Quem perde com a sobretaxa de importação

13.02.2019 03:05

“Comunico aos produtores de leite que o governo manteve o nível de competitividade do produto com outros países. Todos ganharam, em especial, os consumidores brasileiros.”

Essa foi a mensagem que Jair Bolsonaro transmitiu ao povo após aumentar o imposto de importação do leite de 28% para 42%. Ficou a dúvida sobre como os consumidores saíram ganhando com essa medida.

Há não muito tempo, o agora presidente chegou a afirmar que “as minorias teriam que se submeter a vontade da maioria”. Não foi dessa vez que essa promessa se realizou. Nesse aumento, o lobby agropecuário das minorias produtoras falou mais alto do que a maioria da população, que esperava ter a oportunidade de uma oferta mais barata de leite.

Sabe-se bem que essa medida afeta, principalmente, as classes mais pobres da população. Para elas, qualquer diminuição do valor do bem ofertado faz grande diferença no orçamento doméstico.

Bolsonaro não só foi contra o bolso do consumidor, mas também contra o seu discurso – e promessa de campanha – de tornar a economia brasileira mais liberal. O presidente também acabou indo contra sua equipe econômica, de viés liberal.

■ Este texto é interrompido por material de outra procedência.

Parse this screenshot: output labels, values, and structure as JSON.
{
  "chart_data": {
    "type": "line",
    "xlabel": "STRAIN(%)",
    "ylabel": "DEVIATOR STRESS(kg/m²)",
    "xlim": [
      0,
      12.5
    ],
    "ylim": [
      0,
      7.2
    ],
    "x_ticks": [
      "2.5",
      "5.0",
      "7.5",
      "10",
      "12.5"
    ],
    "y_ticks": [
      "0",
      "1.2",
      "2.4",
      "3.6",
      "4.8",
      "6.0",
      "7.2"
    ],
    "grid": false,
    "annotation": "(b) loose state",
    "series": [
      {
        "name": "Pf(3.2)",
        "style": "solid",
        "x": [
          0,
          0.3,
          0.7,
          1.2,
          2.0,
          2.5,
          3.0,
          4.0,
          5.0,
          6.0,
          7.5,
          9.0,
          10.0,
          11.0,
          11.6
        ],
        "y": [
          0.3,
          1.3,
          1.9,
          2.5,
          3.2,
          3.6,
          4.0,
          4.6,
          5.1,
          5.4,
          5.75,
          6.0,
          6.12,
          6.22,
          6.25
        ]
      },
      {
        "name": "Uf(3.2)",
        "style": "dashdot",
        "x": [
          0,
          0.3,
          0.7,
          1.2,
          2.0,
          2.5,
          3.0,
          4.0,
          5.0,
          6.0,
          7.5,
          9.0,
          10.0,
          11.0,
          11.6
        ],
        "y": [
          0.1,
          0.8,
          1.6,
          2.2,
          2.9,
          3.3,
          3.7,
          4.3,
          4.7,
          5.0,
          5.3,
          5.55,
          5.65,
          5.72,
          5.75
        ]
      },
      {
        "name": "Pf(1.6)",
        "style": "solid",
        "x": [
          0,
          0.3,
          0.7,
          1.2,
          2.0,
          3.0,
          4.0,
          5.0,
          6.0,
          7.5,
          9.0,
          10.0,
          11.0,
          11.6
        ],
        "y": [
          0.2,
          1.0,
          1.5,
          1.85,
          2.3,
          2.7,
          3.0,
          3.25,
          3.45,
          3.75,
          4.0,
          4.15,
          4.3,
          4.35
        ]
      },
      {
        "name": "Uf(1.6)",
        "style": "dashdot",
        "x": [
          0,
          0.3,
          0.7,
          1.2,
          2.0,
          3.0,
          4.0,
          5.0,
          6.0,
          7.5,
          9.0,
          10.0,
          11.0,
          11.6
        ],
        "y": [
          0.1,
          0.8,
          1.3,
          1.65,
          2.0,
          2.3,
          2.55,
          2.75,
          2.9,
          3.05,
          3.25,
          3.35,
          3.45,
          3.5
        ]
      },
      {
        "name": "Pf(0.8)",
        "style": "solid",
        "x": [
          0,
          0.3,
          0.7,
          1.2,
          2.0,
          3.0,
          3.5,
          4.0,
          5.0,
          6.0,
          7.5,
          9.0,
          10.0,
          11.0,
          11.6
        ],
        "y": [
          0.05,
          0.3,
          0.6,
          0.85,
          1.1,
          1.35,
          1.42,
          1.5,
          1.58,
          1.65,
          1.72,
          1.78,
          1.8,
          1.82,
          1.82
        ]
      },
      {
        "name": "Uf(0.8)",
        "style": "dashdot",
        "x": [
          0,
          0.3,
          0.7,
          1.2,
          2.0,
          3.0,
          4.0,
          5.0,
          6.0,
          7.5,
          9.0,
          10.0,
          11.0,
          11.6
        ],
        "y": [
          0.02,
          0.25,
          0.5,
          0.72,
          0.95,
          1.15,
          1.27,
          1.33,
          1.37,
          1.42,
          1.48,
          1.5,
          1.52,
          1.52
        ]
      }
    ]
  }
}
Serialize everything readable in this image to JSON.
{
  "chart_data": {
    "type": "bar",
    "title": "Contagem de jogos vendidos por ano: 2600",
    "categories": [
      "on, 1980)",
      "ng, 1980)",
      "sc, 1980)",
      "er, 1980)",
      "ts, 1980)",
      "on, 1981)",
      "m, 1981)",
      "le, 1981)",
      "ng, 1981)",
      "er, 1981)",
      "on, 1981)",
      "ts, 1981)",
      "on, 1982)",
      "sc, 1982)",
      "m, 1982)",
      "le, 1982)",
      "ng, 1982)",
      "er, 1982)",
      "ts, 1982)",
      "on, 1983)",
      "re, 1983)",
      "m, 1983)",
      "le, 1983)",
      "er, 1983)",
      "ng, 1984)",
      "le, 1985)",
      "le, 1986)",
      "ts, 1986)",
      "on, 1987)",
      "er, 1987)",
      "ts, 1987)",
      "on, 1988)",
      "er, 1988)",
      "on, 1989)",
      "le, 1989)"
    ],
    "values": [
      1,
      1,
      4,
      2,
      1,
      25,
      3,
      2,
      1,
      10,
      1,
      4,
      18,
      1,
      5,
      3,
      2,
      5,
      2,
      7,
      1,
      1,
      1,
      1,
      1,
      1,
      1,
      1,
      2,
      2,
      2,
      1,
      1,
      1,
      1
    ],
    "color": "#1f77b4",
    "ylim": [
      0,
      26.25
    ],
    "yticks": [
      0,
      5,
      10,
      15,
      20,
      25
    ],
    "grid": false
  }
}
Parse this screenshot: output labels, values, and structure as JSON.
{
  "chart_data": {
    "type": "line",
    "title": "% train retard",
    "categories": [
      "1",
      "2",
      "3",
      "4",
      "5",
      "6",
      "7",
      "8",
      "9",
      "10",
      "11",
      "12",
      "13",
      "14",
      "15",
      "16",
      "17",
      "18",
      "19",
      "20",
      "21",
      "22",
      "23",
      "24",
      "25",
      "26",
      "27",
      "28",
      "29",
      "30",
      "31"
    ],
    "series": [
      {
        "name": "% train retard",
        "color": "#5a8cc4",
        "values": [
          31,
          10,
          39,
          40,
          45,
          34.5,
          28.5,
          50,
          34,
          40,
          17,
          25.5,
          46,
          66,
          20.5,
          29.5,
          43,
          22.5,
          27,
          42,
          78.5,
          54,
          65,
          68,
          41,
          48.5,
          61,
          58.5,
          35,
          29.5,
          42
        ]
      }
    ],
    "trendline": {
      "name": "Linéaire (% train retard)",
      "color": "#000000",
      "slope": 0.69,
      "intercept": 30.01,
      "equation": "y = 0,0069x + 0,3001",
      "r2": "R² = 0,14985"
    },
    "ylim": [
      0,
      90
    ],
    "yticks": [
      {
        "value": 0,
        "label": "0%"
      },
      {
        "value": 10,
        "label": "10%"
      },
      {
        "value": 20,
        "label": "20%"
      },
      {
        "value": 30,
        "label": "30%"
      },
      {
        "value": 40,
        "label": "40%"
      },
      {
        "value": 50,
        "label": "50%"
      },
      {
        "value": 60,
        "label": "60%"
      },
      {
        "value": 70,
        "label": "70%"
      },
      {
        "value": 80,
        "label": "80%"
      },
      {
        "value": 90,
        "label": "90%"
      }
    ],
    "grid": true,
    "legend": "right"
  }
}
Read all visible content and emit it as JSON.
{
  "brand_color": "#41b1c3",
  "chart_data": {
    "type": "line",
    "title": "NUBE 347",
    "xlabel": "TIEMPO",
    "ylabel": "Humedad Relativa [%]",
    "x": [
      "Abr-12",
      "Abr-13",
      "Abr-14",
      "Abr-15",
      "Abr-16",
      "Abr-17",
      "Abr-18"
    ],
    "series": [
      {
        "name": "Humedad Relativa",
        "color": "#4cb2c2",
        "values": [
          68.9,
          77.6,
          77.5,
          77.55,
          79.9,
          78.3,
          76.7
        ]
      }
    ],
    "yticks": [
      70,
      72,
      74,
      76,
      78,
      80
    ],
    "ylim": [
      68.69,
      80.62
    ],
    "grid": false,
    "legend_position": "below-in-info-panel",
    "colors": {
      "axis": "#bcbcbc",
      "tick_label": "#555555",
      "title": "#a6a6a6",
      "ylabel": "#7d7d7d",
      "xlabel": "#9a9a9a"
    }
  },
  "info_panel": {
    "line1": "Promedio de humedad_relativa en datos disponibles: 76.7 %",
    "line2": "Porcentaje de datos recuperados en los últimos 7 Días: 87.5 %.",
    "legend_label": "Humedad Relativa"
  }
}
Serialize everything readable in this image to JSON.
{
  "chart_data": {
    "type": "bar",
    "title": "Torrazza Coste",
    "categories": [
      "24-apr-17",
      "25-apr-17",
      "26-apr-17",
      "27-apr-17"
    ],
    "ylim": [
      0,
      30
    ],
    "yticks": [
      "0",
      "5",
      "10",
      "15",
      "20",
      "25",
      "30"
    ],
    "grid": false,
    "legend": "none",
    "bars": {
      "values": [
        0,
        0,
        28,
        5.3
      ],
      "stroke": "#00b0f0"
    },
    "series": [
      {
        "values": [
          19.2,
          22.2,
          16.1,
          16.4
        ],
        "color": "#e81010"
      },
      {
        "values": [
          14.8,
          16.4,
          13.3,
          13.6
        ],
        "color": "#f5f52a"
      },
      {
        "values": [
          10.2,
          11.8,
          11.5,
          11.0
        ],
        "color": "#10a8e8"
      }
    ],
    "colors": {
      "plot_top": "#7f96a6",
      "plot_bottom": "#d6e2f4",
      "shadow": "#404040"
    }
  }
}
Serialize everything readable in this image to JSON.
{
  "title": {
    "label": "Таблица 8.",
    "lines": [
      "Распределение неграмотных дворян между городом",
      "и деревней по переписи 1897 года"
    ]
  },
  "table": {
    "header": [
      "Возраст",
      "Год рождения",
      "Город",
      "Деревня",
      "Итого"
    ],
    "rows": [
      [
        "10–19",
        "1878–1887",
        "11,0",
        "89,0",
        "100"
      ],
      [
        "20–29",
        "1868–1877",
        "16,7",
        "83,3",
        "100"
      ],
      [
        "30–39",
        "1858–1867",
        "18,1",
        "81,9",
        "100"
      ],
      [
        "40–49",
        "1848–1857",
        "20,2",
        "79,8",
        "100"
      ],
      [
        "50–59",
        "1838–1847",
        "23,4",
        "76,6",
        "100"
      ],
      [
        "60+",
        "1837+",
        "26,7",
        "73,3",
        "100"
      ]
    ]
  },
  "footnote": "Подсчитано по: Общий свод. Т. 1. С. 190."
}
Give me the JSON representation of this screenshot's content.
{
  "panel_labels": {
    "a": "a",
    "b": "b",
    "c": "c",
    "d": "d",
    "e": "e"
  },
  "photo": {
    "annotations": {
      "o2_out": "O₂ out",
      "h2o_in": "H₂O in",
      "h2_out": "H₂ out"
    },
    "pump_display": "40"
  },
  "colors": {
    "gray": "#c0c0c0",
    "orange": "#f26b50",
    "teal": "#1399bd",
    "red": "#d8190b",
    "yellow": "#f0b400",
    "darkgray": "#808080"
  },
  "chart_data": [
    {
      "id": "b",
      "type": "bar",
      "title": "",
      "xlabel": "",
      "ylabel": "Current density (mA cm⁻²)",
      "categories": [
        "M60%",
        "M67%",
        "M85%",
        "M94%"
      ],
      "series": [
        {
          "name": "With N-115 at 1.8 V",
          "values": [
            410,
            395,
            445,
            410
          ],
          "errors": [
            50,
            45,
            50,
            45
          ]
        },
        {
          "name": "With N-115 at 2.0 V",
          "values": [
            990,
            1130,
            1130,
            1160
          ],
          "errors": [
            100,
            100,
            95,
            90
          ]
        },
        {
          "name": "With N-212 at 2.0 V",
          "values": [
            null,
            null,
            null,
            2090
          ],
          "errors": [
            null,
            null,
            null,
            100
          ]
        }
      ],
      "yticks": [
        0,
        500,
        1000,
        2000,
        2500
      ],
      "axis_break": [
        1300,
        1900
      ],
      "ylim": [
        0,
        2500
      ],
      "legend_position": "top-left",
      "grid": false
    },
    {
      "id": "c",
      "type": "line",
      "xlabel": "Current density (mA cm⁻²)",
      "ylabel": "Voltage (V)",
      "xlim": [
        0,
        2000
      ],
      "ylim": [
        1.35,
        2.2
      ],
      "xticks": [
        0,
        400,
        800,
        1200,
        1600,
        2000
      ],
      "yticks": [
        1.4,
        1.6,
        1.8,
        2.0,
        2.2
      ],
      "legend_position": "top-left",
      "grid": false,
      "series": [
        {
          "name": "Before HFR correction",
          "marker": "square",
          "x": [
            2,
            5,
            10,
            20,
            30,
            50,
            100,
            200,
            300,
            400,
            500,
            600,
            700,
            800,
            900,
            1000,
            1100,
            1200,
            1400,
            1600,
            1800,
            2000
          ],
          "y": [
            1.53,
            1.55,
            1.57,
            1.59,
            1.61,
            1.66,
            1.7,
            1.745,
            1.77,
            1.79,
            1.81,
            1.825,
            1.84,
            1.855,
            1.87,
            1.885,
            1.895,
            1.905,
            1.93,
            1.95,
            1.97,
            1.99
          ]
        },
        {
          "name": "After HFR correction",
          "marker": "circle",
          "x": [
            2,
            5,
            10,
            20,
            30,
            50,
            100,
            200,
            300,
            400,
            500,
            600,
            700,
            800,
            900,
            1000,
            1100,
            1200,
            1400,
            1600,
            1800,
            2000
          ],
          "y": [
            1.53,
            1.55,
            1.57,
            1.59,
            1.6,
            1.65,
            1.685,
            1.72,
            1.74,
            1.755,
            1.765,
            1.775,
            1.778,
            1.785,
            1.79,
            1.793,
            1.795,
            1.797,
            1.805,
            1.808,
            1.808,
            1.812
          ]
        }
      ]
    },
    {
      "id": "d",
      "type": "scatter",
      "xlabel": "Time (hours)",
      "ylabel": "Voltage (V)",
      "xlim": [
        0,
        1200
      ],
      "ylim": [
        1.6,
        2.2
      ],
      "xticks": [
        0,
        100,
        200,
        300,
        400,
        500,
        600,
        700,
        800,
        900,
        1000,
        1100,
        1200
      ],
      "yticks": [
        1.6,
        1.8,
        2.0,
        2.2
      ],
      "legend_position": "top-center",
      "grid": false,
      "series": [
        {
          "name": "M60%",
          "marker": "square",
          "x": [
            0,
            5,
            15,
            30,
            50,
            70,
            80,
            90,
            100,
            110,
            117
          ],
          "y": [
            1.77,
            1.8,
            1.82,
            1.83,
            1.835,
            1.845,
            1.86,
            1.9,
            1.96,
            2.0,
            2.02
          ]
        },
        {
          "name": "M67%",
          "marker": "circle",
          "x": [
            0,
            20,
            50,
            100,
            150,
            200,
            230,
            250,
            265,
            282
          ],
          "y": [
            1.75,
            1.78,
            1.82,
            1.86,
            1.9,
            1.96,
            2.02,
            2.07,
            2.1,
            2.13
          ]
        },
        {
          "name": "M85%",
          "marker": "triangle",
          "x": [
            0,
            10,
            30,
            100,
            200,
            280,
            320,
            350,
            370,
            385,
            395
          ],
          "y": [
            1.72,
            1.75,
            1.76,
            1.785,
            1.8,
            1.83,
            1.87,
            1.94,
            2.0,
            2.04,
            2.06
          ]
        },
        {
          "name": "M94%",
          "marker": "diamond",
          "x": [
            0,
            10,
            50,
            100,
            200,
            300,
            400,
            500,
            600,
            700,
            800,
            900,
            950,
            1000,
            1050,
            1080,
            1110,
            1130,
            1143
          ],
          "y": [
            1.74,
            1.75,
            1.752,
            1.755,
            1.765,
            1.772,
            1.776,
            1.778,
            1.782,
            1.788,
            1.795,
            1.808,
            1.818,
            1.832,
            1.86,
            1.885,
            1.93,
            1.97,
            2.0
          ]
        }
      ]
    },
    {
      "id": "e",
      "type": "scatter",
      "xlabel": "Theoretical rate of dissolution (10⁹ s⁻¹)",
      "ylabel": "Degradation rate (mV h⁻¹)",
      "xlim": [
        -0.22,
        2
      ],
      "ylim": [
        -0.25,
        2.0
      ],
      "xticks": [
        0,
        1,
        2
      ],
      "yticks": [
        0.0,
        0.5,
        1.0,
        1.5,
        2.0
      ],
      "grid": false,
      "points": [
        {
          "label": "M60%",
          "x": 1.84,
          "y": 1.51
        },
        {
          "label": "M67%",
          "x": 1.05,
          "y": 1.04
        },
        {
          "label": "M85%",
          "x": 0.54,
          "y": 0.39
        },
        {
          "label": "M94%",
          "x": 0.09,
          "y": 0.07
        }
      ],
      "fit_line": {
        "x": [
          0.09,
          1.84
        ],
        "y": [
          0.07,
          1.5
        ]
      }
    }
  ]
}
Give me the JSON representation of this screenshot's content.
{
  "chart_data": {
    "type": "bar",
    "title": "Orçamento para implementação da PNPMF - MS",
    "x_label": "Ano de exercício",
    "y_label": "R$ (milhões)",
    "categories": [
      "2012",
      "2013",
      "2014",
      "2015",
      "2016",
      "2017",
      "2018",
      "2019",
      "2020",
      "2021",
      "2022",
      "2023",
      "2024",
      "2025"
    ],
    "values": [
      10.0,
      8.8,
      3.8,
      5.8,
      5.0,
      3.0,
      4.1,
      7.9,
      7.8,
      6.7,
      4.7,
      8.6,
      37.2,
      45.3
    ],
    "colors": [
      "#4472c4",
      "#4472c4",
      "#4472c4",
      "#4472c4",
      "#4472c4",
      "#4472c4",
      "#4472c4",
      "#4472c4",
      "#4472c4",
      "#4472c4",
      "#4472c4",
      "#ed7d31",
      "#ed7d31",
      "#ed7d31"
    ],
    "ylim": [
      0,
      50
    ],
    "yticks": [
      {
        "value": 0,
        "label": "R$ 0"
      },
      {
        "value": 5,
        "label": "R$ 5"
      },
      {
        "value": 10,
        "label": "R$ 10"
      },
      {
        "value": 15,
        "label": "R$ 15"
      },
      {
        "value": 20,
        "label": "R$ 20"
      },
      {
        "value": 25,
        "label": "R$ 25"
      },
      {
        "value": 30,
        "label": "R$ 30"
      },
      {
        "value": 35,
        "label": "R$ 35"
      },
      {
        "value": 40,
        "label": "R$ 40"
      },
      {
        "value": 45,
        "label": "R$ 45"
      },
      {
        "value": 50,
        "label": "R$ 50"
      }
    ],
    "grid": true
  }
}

Dificultar a oferta de produto estrangeiro cria uma demanda não-natural pelo produto interno, subsidiado, sem que haja uma disputa real no mercado.

Na era da tecnologia, temos a prova real de que as leis do mercado são as que mais beneficiam a população, especialmente a mais pobre. A disputa comercial entre Uber e a 99 tem feito as passagens chegarem próximas a zero, por exemplo. Em busca da predominância comercial, as empresas lançam seguidos incentivos para que o consumidor tenha descontos nas suas corridas.

Voltar do trabalho de carro, numa viagem confortavelmente individual, seria impensável para as classes menos privilegiadas há 10 anos. Hoje, graças ao embate predatório por mais consumidores, é possível fazer isso ao custo de uma passagem de ônibus. Essa disputa comercial está presente nos mais diferentes segmentos de comércio e serviço, incluindo o arcaico setor bancário.

Bolsonaro, ao aumentar a taxa sobre a importação, esqueceu do célebre raciocínio de Adam Smith:

Não é da benevolência do açougueiro, do cervejeiro e do padeiro que esperamos o nosso jantar, mas da consideração que ele têm pelos próprios interesses. Apelamos não à humanidade, mas ao amor-próprio, e nunca falamos de nossas necessidades, mas das vantagens que eles podem obter.

Em outras palavras: ninguém levanta cedo, produz com qualidade e oferta a baixo custo por caridade. Os produtores fazem isso pensando no mercado consumidor, em como um preço menor pode influenciar uma demanda maior. Ganha na quantidade, no estabelecimento de marca, na confiança do consumidor.

Infelizmente, o lobby agropecuário ganhou. Quem perdeu outra vez foram nós e o sonho de uma economia mais liberalizante. Resta saber agora se Bolsonaro vai se curvar à vontade de todos os setores da economia nacional, quando pressionado. E, caso não se curve, como será que eles vão reagir. Esse episódio foi um péssimo precedente de rompimento com o discurso liberal. Não que já não fosse esperado.